Two weeks ago an editor from one of the major news services practically begged us for a statement supporting the idea of top in the GSCI/CRB, or at the very least a top in metals or energy. We gave no statement. Not because we can’t think of reasons why a top might be at hand. But rather because we believe the old traders anecdote is absolutely true, which says major tops are harder to detect and more treacherous to trade than other market phases.
When crude and the GSCI lagged behind the (pre-Jefferies) CRB index in March of 2005 for the first time since 1999, we talked publicly about the idea of a top in the broad indexes. That idea ‘worked’ for about a month or two. We were on the wrong side of copper for most of last year.
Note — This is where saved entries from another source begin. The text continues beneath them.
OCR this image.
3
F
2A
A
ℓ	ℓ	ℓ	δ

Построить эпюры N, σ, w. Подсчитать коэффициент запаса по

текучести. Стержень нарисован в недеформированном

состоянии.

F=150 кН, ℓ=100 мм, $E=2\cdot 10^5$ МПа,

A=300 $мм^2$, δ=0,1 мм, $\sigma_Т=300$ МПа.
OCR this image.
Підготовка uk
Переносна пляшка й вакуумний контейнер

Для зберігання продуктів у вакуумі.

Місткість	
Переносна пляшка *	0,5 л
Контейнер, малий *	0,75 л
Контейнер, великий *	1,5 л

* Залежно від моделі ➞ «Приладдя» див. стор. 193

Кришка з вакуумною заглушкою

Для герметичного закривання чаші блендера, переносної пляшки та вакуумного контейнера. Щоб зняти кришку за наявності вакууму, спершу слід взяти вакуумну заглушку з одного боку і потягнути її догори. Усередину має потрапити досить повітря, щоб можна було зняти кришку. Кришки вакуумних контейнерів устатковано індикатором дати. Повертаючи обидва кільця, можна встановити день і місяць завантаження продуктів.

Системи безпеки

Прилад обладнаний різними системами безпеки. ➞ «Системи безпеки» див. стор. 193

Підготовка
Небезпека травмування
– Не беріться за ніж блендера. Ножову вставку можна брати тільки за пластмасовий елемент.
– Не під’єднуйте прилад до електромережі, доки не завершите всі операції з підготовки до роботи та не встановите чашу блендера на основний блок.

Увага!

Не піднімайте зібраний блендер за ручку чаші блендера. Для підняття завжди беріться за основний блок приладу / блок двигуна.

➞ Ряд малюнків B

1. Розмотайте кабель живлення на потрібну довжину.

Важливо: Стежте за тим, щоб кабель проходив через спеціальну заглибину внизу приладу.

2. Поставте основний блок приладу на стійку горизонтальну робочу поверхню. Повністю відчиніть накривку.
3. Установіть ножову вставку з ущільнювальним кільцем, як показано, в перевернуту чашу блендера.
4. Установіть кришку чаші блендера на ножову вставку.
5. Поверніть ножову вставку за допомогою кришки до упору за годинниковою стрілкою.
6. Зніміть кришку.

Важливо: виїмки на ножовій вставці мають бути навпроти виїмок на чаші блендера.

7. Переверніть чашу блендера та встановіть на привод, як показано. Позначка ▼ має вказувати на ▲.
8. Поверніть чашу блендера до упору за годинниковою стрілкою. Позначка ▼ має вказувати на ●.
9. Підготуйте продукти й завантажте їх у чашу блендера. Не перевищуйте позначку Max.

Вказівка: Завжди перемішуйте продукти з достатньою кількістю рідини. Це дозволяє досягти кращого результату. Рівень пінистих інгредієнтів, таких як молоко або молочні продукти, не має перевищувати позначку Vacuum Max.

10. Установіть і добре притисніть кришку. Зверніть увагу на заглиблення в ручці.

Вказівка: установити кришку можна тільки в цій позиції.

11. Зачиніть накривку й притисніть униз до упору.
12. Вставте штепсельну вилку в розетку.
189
And we turned prematurely bearish crude earlier this year. Thankfully we got a lot of other stuff right. The point being, however, that looking for major (and even minor) tops in a secular bull market — is a major challenge.
For the time being, we’ll refrain from making any major statements, the kind usually requested by reporters, and instead focus on the data and market action, letting them shape our ideas and strategies. With respect to the whole commodity slash inflation story, what are some of the factors we’re watching right now? Open interest in high-grade copper, perhaps the most leading edge commodity of all, has been on a declining path since peaking in April of last year. If even the shorts are exiting copper, who will be there to buy when the inevitable top finally arrives?
Charts illustrate the disparity in performance between certain commodity sub-sectors, and draws into question the inflation argument made by headline-grabbing energy and metals markets. Other interesting juxtapositions worth mentioning include the continued rise in crude prices versus the price action in large cap exploration and production (E&P) stocks. These stocks, which are normally quite sensitive to swings in oil prices, appear to be forming major tops. EOG (chart this page, below) is just one example of many similar looking patterns evident in the group (SUN, XTO, DVN, APA, etc.).
Price deterioration and top-heavy chart patterns in the housing sector (PHM, LEN, TOL) are another interesting backdrop to the inflation and commodity price discussion. Lastly, weekly charts of silver and gold futures look downright scary to us. Maybe I should call that reporter back.